The 30-year fixed-rate mortgage reached its highest average since December 2016, Freddie Mac reports. This is the fifth consecutive week that mortgage rates have been on the rise, increasing borrowing costs for home shoppers heading into the spring buying season.
“Following a turbulent Monday,financial markets settled down with the 10-year Treasury yield resuming its upward march. Mortgage rates have followed,” says Len Kiefer, Freddie Mac’s deputy chief economist. “Will higher rates break housing market momentum? It’s too early to tell for sure, but initial readings indicate housing markets are sustaining their momentum so far.”
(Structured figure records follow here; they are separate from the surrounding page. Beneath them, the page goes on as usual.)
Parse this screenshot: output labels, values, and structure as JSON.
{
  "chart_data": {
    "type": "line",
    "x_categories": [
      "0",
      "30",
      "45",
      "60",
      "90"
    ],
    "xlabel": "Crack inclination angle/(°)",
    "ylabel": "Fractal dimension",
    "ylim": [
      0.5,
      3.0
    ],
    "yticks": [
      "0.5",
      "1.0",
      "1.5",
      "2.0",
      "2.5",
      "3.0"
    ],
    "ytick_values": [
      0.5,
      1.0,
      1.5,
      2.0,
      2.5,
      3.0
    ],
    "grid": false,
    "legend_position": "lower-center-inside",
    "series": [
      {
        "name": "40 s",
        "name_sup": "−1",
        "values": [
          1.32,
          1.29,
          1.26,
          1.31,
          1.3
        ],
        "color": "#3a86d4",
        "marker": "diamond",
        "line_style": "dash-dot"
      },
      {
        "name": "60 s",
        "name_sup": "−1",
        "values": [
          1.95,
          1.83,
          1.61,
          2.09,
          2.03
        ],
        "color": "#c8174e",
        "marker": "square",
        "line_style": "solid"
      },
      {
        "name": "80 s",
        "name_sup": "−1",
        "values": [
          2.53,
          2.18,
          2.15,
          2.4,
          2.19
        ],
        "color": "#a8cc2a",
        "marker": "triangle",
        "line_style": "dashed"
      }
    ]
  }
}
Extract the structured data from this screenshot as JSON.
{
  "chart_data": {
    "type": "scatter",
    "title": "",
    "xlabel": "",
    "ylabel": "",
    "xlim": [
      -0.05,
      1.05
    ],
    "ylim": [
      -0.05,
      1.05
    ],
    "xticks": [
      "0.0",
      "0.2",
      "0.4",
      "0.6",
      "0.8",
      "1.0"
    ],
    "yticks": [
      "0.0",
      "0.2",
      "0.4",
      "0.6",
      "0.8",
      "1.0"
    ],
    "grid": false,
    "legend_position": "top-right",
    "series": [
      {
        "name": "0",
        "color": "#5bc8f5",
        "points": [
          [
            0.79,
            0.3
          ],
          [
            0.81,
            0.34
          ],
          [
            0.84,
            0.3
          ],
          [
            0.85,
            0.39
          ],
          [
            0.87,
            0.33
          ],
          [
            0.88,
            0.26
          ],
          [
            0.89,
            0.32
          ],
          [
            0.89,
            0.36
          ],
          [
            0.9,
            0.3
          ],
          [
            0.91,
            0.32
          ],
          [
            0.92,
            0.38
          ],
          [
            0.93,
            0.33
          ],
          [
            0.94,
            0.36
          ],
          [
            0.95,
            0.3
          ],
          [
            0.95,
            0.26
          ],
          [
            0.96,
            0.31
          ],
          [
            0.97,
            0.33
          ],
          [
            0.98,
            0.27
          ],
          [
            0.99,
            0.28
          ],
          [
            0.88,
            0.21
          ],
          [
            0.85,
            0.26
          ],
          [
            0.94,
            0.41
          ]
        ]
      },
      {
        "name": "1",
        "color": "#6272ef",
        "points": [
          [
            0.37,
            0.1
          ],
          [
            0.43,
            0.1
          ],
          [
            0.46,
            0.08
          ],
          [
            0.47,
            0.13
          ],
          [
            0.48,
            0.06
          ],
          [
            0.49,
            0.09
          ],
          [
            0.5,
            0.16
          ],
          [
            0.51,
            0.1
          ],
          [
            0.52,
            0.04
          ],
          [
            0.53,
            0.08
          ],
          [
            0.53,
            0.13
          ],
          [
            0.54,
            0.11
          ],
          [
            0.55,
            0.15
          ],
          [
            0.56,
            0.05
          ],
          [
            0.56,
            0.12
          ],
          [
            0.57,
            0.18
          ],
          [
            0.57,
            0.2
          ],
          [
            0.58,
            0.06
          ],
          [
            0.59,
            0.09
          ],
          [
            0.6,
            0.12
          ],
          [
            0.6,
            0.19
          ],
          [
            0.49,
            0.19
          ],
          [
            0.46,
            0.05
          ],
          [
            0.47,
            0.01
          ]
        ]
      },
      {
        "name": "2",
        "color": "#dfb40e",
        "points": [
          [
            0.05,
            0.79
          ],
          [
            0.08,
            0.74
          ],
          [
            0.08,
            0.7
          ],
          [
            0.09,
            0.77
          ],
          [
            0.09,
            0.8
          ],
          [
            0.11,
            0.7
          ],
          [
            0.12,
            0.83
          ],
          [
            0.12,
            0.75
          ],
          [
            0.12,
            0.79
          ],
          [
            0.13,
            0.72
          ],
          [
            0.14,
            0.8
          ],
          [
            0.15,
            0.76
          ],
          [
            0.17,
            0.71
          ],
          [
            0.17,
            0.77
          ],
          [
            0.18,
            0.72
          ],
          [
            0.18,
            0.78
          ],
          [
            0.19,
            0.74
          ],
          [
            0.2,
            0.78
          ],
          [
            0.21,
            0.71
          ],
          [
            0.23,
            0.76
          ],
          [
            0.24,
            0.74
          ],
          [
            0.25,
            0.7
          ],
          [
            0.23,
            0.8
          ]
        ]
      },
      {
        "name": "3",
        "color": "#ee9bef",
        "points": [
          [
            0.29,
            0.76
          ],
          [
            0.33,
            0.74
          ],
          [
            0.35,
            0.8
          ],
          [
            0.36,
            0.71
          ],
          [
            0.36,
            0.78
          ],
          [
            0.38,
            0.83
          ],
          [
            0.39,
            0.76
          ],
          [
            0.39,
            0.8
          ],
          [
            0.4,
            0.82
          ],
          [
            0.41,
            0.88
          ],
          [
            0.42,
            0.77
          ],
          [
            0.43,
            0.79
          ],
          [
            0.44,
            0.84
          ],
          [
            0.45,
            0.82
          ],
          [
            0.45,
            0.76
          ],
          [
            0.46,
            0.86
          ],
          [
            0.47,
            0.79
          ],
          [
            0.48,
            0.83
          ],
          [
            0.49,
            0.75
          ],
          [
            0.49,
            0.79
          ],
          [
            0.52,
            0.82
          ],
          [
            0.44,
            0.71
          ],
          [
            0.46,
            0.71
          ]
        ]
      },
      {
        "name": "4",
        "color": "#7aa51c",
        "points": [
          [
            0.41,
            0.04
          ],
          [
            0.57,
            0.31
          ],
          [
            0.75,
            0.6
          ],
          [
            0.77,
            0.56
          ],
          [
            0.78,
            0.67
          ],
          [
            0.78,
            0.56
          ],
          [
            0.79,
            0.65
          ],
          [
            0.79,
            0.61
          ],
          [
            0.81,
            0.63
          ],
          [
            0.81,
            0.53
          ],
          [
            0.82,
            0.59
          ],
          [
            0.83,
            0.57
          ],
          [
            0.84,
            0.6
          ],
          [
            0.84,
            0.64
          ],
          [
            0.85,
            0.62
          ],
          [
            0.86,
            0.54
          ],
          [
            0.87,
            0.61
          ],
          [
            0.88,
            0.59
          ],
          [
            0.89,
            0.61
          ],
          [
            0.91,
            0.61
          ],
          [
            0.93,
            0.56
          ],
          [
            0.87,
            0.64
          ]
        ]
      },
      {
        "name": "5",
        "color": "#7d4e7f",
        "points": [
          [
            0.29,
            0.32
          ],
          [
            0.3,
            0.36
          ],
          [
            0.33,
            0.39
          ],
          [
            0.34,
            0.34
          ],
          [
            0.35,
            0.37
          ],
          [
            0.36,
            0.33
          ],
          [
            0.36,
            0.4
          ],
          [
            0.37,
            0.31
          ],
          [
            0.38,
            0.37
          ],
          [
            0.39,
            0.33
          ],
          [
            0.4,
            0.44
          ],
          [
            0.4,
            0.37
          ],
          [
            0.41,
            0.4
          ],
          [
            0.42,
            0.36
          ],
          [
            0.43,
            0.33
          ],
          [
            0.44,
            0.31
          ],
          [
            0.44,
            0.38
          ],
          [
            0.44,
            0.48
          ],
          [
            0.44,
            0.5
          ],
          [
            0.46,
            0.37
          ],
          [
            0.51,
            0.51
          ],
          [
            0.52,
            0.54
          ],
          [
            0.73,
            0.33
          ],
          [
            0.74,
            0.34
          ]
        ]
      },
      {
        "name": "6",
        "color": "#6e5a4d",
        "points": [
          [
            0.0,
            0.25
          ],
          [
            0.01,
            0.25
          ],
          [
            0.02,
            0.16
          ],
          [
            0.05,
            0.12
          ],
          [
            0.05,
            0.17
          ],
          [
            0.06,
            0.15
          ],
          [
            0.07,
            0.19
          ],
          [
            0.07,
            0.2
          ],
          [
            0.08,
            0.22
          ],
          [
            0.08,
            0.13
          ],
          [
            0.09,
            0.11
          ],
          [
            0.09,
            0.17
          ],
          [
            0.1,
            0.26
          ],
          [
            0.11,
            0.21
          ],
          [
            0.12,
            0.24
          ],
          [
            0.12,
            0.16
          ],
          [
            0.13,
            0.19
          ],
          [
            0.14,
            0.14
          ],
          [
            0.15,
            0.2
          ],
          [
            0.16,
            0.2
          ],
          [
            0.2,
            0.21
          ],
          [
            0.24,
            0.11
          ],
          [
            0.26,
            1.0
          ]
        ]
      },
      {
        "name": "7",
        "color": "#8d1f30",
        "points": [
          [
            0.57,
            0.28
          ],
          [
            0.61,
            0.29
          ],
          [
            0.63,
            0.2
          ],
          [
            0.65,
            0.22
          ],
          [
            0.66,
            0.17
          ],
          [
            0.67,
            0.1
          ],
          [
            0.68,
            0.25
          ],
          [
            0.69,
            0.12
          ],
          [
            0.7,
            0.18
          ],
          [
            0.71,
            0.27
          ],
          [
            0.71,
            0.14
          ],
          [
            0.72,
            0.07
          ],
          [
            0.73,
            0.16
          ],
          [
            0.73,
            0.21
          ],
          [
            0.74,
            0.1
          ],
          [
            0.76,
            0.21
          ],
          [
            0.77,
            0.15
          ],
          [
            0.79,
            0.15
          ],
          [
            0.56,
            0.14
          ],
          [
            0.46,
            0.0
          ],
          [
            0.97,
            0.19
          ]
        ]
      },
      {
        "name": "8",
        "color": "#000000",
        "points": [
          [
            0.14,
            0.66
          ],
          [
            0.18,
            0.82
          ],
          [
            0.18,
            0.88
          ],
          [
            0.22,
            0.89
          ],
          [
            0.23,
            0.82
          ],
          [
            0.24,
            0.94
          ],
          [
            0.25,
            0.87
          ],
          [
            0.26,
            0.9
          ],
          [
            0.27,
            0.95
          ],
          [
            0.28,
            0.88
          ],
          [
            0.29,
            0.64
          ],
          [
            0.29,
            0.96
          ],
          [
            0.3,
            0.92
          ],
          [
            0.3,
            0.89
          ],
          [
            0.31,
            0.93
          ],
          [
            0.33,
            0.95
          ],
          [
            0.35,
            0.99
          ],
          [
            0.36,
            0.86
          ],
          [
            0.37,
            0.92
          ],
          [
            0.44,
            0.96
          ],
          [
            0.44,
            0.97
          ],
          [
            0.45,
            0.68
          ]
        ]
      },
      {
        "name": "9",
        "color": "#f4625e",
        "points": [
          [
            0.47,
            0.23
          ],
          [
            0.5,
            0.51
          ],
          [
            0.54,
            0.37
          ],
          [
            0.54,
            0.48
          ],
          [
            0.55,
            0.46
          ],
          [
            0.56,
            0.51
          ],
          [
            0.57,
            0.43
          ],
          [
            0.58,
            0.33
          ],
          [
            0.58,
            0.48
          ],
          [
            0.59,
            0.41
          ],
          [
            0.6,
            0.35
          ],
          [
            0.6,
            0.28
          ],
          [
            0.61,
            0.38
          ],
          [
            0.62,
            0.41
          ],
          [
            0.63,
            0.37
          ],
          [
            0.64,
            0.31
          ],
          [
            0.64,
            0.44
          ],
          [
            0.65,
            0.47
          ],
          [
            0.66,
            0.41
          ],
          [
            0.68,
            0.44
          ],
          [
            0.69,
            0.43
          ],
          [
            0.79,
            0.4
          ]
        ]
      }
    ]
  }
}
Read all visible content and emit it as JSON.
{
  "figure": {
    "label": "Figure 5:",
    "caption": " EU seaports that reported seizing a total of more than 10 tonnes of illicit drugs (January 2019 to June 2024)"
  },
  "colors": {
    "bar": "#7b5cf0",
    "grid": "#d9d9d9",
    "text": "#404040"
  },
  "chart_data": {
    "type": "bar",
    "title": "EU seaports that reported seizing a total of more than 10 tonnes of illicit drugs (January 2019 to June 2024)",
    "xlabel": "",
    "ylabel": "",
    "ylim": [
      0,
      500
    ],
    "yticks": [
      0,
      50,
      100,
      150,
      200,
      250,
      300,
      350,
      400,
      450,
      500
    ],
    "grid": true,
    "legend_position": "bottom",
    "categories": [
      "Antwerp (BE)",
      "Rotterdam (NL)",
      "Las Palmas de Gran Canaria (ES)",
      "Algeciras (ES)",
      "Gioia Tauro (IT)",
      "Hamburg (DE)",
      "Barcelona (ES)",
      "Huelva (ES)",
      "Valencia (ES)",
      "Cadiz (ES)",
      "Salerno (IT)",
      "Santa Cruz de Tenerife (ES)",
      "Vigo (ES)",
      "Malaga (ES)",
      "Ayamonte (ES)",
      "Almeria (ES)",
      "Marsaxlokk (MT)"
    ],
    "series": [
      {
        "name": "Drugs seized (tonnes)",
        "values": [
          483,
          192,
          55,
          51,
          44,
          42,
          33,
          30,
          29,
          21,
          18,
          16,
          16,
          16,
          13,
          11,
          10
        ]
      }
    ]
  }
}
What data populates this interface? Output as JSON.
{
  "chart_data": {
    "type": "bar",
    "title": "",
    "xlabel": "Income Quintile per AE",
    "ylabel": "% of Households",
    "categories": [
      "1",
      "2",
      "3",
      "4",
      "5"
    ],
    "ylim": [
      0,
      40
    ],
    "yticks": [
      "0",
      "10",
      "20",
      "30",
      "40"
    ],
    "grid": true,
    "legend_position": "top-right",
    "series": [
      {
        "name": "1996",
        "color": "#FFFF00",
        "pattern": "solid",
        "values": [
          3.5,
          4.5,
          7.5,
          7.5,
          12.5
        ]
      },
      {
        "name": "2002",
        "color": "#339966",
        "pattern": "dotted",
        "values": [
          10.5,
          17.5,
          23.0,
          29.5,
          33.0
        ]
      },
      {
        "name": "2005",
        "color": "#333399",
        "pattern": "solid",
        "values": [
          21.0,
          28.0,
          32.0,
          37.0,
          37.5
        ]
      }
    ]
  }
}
Freddie Mac reports the following national averages with mortgage rates for the week ending Feb. 8:
- 30-year fixed-rate mortgages averaged 4.32 percent, with an average 0.6 point, rising from last week’s 4.22 percent average. Last year at this time, 30-year rates averaged 4.17 percent.
- 15-year fixed-rate mortgages averaged 3.77 percent, with an average 0.5, up from a 3.68 percent average last week. A year ago, 15-year rates averaged 3.39 percent.
- 5-year hybrid adjustable-rate mortgages averaged 3.57 percent, with an average 0.4 point, increasing from last week’s 3.53 percent average. A year ago, 5-year ARMs averaged 3.21 percent.